Après la Tribune, France-Soir, un nouveau titre pourrait s’ajouter à la trop longue liste des journaux menacés de disparaître. Le 14 mars, la direction de Paris-Normandie et des titres associés (Havre Libre, Havre Presse, Progrès de Fécamp) a annoncé un plan dit de sauvegarde de l’emploi (PSE) prévoyant la suppression de 111 postes, dont 21 journalistes.

La direction de Paris-Normandie a affirmé, sans rire, que ce PSE s’inscrivait dans un « plan de développement » destiné à revenir à l’équilibre d’exploitation dès 2013.

A qui fera-t-on croire de telles balivernes ? Est-ce en supprimant 21 postes de journalistes, en accroissant encore la mutualisation des pages, qu’on va améliorer la qualité des journaux concernés et retrouver le lectorat perdu?

L’objectif est purement financier. Le groupe Hersant Média, propriétaire du titre, veut aborder dans les meilleures conditions le rapprochement en cours avec le groupe belge Rossel, déjà propriétaire de la Voix du Nord, Nord Eclair, le Courrier Picard notamment, et s’assurer d’une bonne « remontée » des dividendes.

C’est cette logique qui a déjà conduit Hersant à vendre ses journaux polynésiens et à jeter à la rue, sans état d’âme, en novembre 2011 les 1 650 salariés de la Comareg (Paru Vendu) et du pôle d’imprimerie Hebdoprint.

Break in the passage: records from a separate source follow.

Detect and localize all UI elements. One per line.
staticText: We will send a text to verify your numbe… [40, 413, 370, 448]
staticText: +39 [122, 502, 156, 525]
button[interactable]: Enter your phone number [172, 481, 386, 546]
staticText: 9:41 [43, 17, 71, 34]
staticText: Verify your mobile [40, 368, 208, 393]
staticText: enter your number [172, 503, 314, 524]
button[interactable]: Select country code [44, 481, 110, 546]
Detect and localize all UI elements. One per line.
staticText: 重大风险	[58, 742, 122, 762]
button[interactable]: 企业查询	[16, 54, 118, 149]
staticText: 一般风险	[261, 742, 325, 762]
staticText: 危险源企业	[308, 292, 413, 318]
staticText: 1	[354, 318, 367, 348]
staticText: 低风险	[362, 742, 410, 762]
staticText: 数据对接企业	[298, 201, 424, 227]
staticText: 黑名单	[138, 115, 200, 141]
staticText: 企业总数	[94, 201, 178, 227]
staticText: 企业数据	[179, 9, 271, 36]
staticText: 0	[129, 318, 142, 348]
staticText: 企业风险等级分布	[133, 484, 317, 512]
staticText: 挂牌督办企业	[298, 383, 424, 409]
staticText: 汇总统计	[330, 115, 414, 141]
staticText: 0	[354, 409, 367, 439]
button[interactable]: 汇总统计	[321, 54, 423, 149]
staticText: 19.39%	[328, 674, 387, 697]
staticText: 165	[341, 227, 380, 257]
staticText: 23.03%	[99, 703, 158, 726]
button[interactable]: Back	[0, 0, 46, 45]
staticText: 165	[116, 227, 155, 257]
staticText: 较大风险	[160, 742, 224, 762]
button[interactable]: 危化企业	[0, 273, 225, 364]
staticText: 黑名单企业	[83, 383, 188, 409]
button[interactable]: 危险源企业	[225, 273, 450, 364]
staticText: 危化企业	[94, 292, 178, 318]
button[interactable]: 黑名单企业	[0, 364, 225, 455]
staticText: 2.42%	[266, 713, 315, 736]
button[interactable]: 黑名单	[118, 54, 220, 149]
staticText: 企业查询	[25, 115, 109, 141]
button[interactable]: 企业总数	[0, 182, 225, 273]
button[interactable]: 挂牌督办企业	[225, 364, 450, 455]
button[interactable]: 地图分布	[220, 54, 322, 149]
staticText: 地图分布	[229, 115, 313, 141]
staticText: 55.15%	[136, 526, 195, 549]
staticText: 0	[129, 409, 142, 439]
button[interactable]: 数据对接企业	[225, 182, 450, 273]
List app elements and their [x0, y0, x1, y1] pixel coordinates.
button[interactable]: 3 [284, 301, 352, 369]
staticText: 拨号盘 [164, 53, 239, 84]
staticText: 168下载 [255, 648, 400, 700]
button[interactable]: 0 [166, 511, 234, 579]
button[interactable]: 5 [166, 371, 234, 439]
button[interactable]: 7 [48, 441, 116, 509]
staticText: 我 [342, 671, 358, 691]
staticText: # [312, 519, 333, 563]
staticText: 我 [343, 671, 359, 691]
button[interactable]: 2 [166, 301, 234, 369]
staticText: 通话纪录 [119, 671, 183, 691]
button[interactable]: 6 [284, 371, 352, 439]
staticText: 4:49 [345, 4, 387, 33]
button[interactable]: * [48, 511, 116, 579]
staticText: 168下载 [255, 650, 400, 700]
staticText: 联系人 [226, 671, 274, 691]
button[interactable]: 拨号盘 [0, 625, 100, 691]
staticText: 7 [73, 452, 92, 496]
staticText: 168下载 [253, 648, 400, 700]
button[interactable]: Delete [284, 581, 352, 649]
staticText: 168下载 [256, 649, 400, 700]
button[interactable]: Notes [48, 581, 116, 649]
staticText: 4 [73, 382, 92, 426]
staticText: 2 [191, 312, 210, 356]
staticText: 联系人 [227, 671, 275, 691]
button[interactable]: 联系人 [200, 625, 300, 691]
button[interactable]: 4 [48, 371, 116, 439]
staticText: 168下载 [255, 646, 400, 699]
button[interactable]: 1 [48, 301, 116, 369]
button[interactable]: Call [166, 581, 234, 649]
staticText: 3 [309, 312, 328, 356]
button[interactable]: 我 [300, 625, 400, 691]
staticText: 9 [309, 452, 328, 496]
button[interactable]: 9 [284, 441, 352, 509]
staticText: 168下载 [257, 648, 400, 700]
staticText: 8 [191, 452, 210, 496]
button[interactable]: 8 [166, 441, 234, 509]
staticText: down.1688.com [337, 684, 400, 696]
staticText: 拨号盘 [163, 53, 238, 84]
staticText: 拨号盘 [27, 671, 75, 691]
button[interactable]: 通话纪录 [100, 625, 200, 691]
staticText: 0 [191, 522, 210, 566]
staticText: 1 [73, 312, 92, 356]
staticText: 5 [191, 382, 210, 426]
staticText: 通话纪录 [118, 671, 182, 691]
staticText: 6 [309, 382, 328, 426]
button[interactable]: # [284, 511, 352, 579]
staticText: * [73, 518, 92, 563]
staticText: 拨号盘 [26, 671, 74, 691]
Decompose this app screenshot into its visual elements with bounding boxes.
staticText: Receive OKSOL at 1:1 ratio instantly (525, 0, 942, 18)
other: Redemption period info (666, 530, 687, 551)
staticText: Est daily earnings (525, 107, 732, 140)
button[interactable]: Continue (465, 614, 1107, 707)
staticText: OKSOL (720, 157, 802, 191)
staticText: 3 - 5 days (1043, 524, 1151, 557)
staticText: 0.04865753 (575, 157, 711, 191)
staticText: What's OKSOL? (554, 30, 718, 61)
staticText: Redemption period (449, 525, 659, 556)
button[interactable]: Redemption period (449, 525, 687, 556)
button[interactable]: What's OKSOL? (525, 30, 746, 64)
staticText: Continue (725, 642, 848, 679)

Et demain, à qui le tour ? Aux autres titres du groupe en Champagne (Union de Reims) et dans le Sud-est (La Provence, Nice-Matin, Corse-Matin, Var-Matin) ?

Pour dire leur opposition à ces méthodes de voyou, à cette logique financière mortifère pour la presse, les salariés de Paris Normandie ont fait grève et le journal n’est pas paru le 19 mars. Tout comme Nice-Matin, Var-Matin et Corse-Matin. FO leur apporte son soutien.